Timestamp-based Software Transactional Memory (STM) validation techniques use a global shared counter and timestamping of objects being written to reason about sequencing of transactions and their linearization points, while reducing the number of unnecessary validations that have to be performed, thus improving overall system performance. During the commit phase of a timestamp-based validation scheme, several actions have to be performed: locking of the objects being written to the memory, atomically incrementing a shared timestamp counter, updating timestamps for objects being committed to memory, performing a final validation of the transaction's consistency, and atomically effecting the the transaction's changes to the outside world. The order and manner in which these actions are performed can affect both the correctness of the STM implementation and the overall system performance. We identify several commit sequence designs, prove their correctness, and analyze their performance.
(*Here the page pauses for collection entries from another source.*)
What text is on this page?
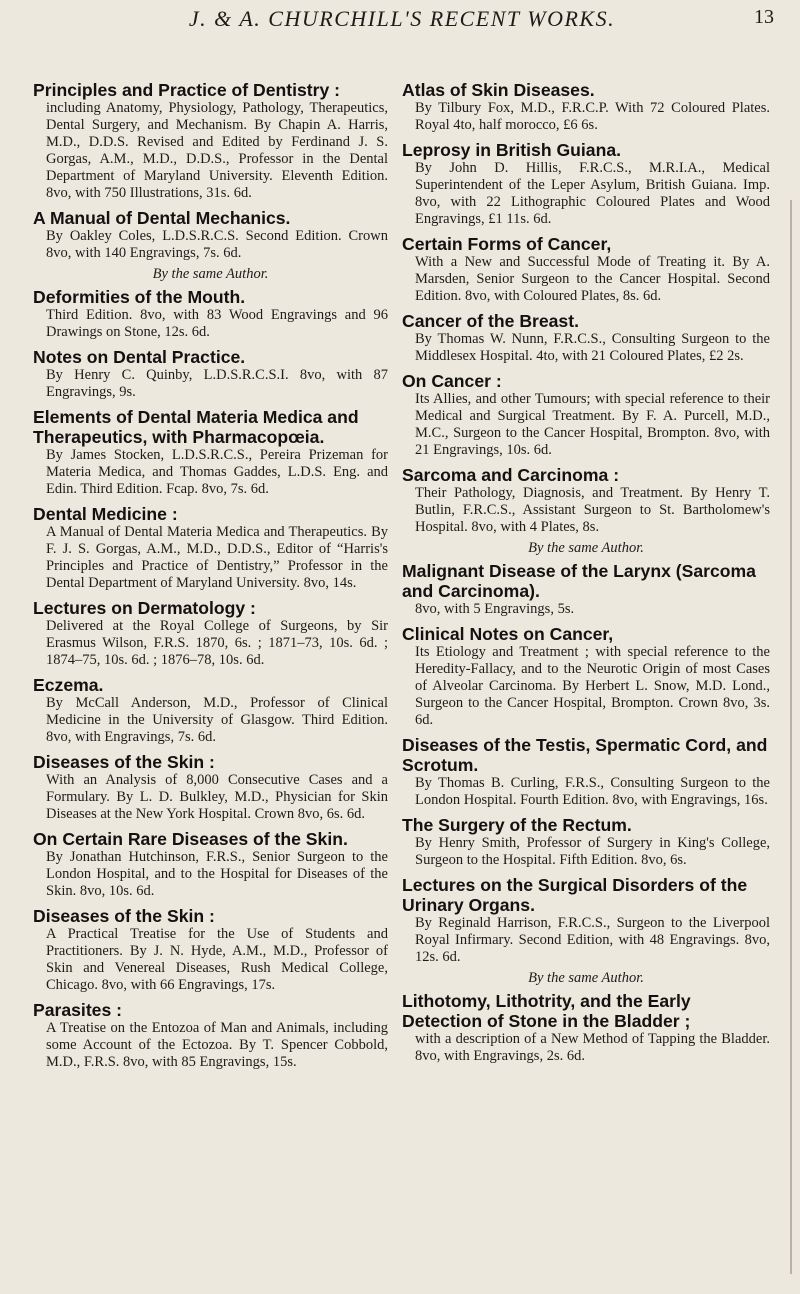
J. & A. CHURCHILL'S RECENT WORKS.	13
Principles and Practice of Dentistry :
including Anatomy, Physiology, Pathology, Therapeutics, Dental Surgery, and Mechanism. By Chapin A. Harris, M.D., D.D.S. Revised and Edited by Ferdinand J. S. Gorgas, A.M., M.D., D.D.S., Professor in the Dental Department of Maryland University. Eleventh Edition. 8vo, with 750 Illustrations, 31s. 6d.
A Manual of Dental Mechanics.
By Oakley Coles, L.D.S.R.C.S. Second Edition. Crown 8vo, with 140 Engravings, 7s. 6d.
By the same Author.
Deformities of the Mouth.
Third Edition. 8vo, with 83 Wood Engravings and 96 Drawings on Stone, 12s. 6d.
Notes on Dental Practice.
By Henry C. Quinby, L.D.S.R.C.S.I. 8vo, with 87 Engravings, 9s.
Elements of Dental Materia Medica and Therapeutics, with Pharmacopœia.
By James Stocken, L.D.S.R.C.S., Pereira Prizeman for Materia Medica, and Thomas Gaddes, L.D.S. Eng. and Edin. Third Edition. Fcap. 8vo, 7s. 6d.
Dental Medicine :
A Manual of Dental Materia Medica and Therapeutics. By F. J. S. Gorgas, A.M., M.D., D.D.S., Editor of “Harris's Principles and Practice of Dentistry,” Professor in the Dental Department of Maryland University. 8vo, 14s.
Lectures on Dermatology :
Delivered at the Royal College of Surgeons, by Sir Erasmus Wilson, F.R.S. 1870, 6s. ; 1871–73, 10s. 6d. ; 1874–75, 10s. 6d. ; 1876–78, 10s. 6d.
Eczema.
By McCall Anderson, M.D., Professor of Clinical Medicine in the University of Glasgow. Third Edition. 8vo, with Engravings, 7s. 6d.
Diseases of the Skin :
With an Analysis of 8,000 Consecutive Cases and a Formulary. By L. D. Bulkley, M.D., Physician for Skin Diseases at the New York Hospital. Crown 8vo, 6s. 6d.
On Certain Rare Diseases of the Skin.
By Jonathan Hutchinson, F.R.S., Senior Surgeon to the London Hospital, and to the Hospital for Diseases of the Skin. 8vo, 10s. 6d.
Diseases of the Skin :
A Practical Treatise for the Use of Students and Practitioners. By J. N. Hyde, A.M., M.D., Professor of Skin and Venereal Diseases, Rush Medical College, Chicago. 8vo, with 66 Engravings, 17s.
Parasites :
A Treatise on the Entozoa of Man and Animals, including some Account of the Ectozoa. By T. Spencer Cobbold, M.D., F.R.S. 8vo, with 85 Engravings, 15s.
Atlas of Skin Diseases.
By Tilbury Fox, M.D., F.R.C.P. With 72 Coloured Plates. Royal 4to, half morocco, £6 6s.
Leprosy in British Guiana.
By John D. Hillis, F.R.C.S., M.R.I.A., Medical Superintendent of the Leper Asylum, British Guiana. Imp. 8vo, with 22 Lithographic Coloured Plates and Wood Engravings, £1 11s. 6d.
Certain Forms of Cancer,
With a New and Successful Mode of Treating it. By A. Marsden, Senior Surgeon to the Cancer Hospital. Second Edition. 8vo, with Coloured Plates, 8s. 6d.
Cancer of the Breast.
By Thomas W. Nunn, F.R.C.S., Consulting Surgeon to the Middlesex Hospital. 4to, with 21 Coloured Plates, £2 2s.
On Cancer :
Its Allies, and other Tumours; with special reference to their Medical and Surgical Treatment. By F. A. Purcell, M.D., M.C., Surgeon to the Cancer Hospital, Brompton. 8vo, with 21 Engravings, 10s. 6d.
Sarcoma and Carcinoma :
Their Pathology, Diagnosis, and Treatment. By Henry T. Butlin, F.R.C.S., Assistant Surgeon to St. Bartholomew's Hospital. 8vo, with 4 Plates, 8s.
By the same Author.
Malignant Disease of the Larynx (Sarcoma and Carcinoma).
8vo, with 5 Engravings, 5s.
Clinical Notes on Cancer,
Its Etiology and Treatment ; with special reference to the Heredity-Fallacy, and to the Neurotic Origin of most Cases of Alveolar Carcinoma. By Herbert L. Snow, M.D. Lond., Surgeon to the Cancer Hospital, Brompton. Crown 8vo, 3s. 6d.
Diseases of the Testis, Spermatic Cord, and Scrotum.
By Thomas B. Curling, F.R.S., Consulting Surgeon to the London Hospital. Fourth Edition. 8vo, with Engravings, 16s.
The Surgery of the Rectum.
By Henry Smith, Professor of Surgery in King's College, Surgeon to the Hospital. Fifth Edition. 8vo, 6s.
Lectures on the Surgical Disorders of the Urinary Organs.
By Reginald Harrison, F.R.C.S., Surgeon to the Liverpool Royal Infirmary. Second Edition, with 48 Engravings. 8vo, 12s. 6d.
By the same Author.
Lithotomy, Lithotrity, and the Early Detection of Stone in the Bladder ;
with a description of a New Method of Tapping the Bladder. 8vo, with Engravings, 2s. 6d.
We identify cases where timestamps do not have to be unique for different transactions committing concurrently, and cases where unnecessary updates of the global shared counter - which can trigger extra validations in other transactions, hurting performance - can be avoided. We evaluate these commit sequence designs on a set of benchmarks on a 16 processor SunFire SMP machine. We show that a carefully chosen commit sequence can improve overall system performance by up to 14% over the state of the art single counter timestamp-based validation techniques, and we show that it is possible to obtain high performance without incurring space overhead proportional to the number of objects in the system.